Pterygophora californica is a large brown seaweed and may grow to about three metres in height. It is attached to a rocky substrate by its holdfast and has a single, tough, woody stipe or stem up to two metres long and 2 cm (0.8 in) in diameter. It is a long-lived perennial plant which may survive for twenty-five years, and annual growth rings can be seen in the stipe. There are a number of smooth blades arranged on either side of the top half of the stipe. These are sporophylls and bear reproductive organs called sporangia in which the spores are formed. The terminal blade is linear, has a midrib and is larger than the others, growing up to 90 cm (33 in) long.
Pterygophora californica is found in the sublittoral zone of the west coast of North America from Vancouver Island, British Columbia south to Bahía Rosario, Baja California, Mexico at depths down to about ten metres.

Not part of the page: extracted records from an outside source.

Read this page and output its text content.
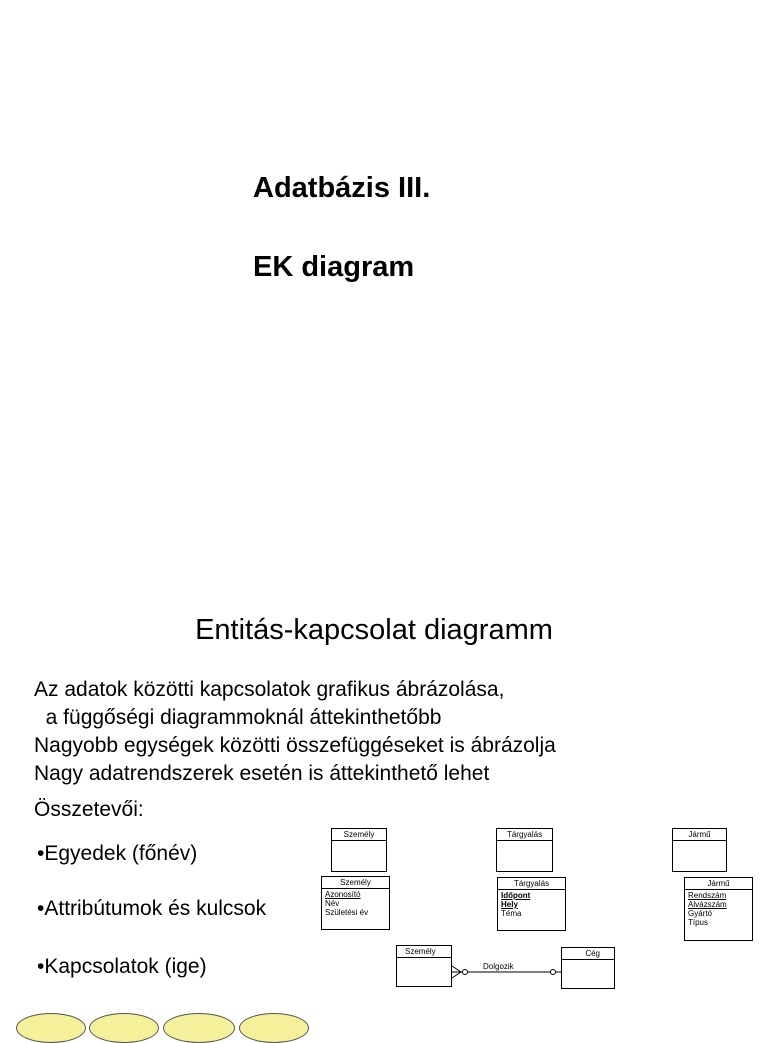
Adatbázis III.
EK diagram
Entitás-kapcsolat diagramm
Az adatok közötti kapcsolatok grafikus ábrázolása,
a függőségi diagrammoknál áttekinthetőbb
Nagyobb egységek közötti összefüggéseket is ábrázolja
Nagy adatrendszerek esetén is áttekinthető lehet
Összetevői:
•Egyedek (főnév)
•Attribútumok és kulcsok
•Kapcsolatok (ige)
Személy	Tárgyalás	Jármű
Személy
Azonosító
Név
Születési év
Tárgyalás
Időpont
Hely
Téma
Jármű
Rendszám
Alvázszám
Gyártó
Típus
Személy	Cég
Dolgozik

Reproduction in P. californica involves an alternation of generations. Microscopic zoospores are produced in the sporangia. After release, these settle on the sea bed and develop into haploid gametophytes. These produce male and female gametes the fertilisation of which results in zygote formation and the growth of the diploid sporophytes, the stipe and blades. The stalked kelp has a woody stipe, and its age can be estimated (± 2 years) by counting its rings, similar to a terrestrial tree.
Pterygophora californica grows in underwater kelp forests with other brown algae including the annual bull kelp (Nereocystis luetkeana) and the perennial giant kelp (Macrocystis pyrifera). It is a dominant understory kelp species in these kelp forests, and creates a sub-surface canopy. Brown seaweeds are photosynthetic organisms and their growth is mainly restricted by the availability of light. P. californica can be restricted in its growth by shading from bull and giant kelp canopies. Various algae try to get a head start by attaching themselves to P. californica well above the ocean floor. These include red algae (Rhodophyte spp.), bull kelp (Nereocystis luetkeana) and sea belt (Saccharina latissima). The most common cause of death of P. californica is being torn from the rocks during storms. This is made more likely by the drag caused by the epiphyte burden. P. californica and other Laminariales attempt to reduce their epiphytic load by periodically sloughing off their surface layers and by the production of "antifouling" substances such as phenols in their tissues. The washed-up woody stipes are slow to degrade on shore, and have been found being used by bald eagles as nest material.
At Race Rocks, near Vancouver Island, it was found that during the winter, the only remains of the kelp forest was the bare stipes of P. californica, the annual seaweeds having been broken down and dispersed. By mid summer however, the fast-growing N. luetkeana formed the canopy while P. californica and S. latissima formed a middle storey layer. In a research study in that location, it was found that much of the N. luetkeana was growing epiphytically on P. californica with their holdfasts attached to the blades and upper portions of the stipes. S latissima was also epiphytic but occupied the middle part of the stipe. Neither was present on the lower regions of the stipe and it was thought that this was due to grazing pressure from benthic macrofauna such as sea urchins.
Herbivores feed on P. californica and other kelps, the predominant grazers being sea urchins. If the population size of these becomes too great, "barren grounds", with no large algal species, can develop and may remain in existence for years. A reduction in the number of predators or a diminution in the quantity of drift algae may encourage hungry urchins to overexploit and potentially eradicate the kelp. The sea urchins Strongylocentrotus purpuratus and Strongylocentrotus droebachiensis graze on P. californica at the northern end of its range.